DEAR ABBY: My daughter, "Sybil," has had a boyfriend I'll call "Todd" for about five years, through high school and now college. They are considering marriage. They have exchanged gifts for birthdays and holidays, but Todd's participation has always been reluctant.
Recently, Sybil treated Todd to dinner at an expensive restaurant and gave him a gift for his 21st birthday. She was happy to do it, and he seemed very appreciative. When her birthday came, she received only a card and a phone call from Todd, even though they live in the same town. She was hurt, and it strained their relationship. Todd's excuse was that gifts are "materialistic." Sybil and I believe that a gift of any size would have been a thoughtful remembrance.
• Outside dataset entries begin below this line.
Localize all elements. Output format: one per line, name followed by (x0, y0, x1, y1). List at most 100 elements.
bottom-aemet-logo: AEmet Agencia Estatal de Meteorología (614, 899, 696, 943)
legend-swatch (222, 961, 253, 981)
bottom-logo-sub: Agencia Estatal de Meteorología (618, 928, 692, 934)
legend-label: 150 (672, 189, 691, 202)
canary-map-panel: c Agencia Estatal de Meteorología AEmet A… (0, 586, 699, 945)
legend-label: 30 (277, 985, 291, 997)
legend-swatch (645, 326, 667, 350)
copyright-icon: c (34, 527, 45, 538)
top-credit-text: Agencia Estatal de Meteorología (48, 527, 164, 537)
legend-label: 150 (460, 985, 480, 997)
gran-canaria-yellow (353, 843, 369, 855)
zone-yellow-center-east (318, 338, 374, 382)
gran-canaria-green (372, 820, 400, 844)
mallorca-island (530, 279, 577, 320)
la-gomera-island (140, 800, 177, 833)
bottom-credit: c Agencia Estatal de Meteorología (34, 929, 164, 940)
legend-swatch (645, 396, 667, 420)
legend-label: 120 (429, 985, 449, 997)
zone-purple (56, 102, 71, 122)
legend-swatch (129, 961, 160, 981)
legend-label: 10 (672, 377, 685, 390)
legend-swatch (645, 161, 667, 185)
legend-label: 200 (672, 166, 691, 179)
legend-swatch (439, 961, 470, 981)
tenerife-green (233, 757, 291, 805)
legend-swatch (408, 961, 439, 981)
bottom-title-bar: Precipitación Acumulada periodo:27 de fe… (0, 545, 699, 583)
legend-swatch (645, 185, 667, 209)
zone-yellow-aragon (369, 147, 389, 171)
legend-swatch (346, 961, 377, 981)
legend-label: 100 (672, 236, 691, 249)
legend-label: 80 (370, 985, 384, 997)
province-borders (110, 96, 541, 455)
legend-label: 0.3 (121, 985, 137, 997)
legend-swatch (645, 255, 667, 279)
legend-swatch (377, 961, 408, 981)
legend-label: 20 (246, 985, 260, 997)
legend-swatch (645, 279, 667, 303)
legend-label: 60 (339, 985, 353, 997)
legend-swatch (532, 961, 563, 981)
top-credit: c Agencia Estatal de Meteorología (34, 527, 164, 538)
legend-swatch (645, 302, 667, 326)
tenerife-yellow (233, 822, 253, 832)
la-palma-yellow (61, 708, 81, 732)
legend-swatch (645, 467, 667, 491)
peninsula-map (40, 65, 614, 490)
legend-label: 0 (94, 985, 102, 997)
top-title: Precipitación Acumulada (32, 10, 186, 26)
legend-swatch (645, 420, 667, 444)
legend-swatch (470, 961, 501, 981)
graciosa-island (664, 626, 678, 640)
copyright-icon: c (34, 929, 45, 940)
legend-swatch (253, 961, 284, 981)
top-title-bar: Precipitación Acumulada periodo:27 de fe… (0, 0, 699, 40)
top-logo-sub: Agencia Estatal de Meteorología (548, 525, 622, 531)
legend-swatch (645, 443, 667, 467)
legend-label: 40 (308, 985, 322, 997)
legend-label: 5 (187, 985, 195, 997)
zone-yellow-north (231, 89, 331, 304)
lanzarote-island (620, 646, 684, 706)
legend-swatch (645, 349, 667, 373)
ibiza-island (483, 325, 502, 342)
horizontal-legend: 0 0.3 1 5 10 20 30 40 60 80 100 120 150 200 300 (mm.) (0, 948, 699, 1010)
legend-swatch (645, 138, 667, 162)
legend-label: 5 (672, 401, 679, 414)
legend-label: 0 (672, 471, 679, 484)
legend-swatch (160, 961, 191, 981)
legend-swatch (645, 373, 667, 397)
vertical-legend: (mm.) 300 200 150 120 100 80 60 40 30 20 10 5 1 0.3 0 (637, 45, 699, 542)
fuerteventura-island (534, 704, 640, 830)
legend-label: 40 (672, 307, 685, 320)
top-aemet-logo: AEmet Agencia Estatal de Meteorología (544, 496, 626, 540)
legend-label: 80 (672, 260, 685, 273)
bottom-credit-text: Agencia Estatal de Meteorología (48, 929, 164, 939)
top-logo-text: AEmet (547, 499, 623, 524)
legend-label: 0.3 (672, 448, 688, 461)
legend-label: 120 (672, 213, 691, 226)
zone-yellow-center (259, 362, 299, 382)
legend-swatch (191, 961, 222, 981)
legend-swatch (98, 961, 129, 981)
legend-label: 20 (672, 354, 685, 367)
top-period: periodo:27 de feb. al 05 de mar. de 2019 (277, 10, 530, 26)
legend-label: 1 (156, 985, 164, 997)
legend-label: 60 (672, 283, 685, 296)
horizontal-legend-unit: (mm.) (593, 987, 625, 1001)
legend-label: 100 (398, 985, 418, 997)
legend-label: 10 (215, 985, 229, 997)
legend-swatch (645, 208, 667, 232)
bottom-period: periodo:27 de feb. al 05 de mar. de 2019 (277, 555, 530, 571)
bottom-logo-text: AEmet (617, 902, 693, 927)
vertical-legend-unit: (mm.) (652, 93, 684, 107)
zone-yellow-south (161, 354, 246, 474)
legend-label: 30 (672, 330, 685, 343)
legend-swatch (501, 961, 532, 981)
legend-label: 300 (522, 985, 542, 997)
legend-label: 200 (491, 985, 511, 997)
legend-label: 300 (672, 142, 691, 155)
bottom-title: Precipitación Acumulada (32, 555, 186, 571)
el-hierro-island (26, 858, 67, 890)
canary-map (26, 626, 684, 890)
Abby, I am concerned that this could become a habit. I have known women who have been lucky to get even a nod from their significant others on their special days and, as a result, I have seen sorrow every year when their days roll around. Why should they have to grin and bear it, or nag their partners? Will you please share how this matter can be tactfully handled? -- A MOM IN WASHINGTON
DEAR MOM: If you are on comfortable terms with Todd, try a candid, confidential talk with him. Bear in mind that upbringing has everything to do with how one views gift-giving. Todd's family may have a different value system.
Explain how important a gesture of remembrance is in your family. If Todd is made out of the right stuff, he will adjust and acknowledge Sybil's special days. If not, she will have to decide if Todd is the man for her.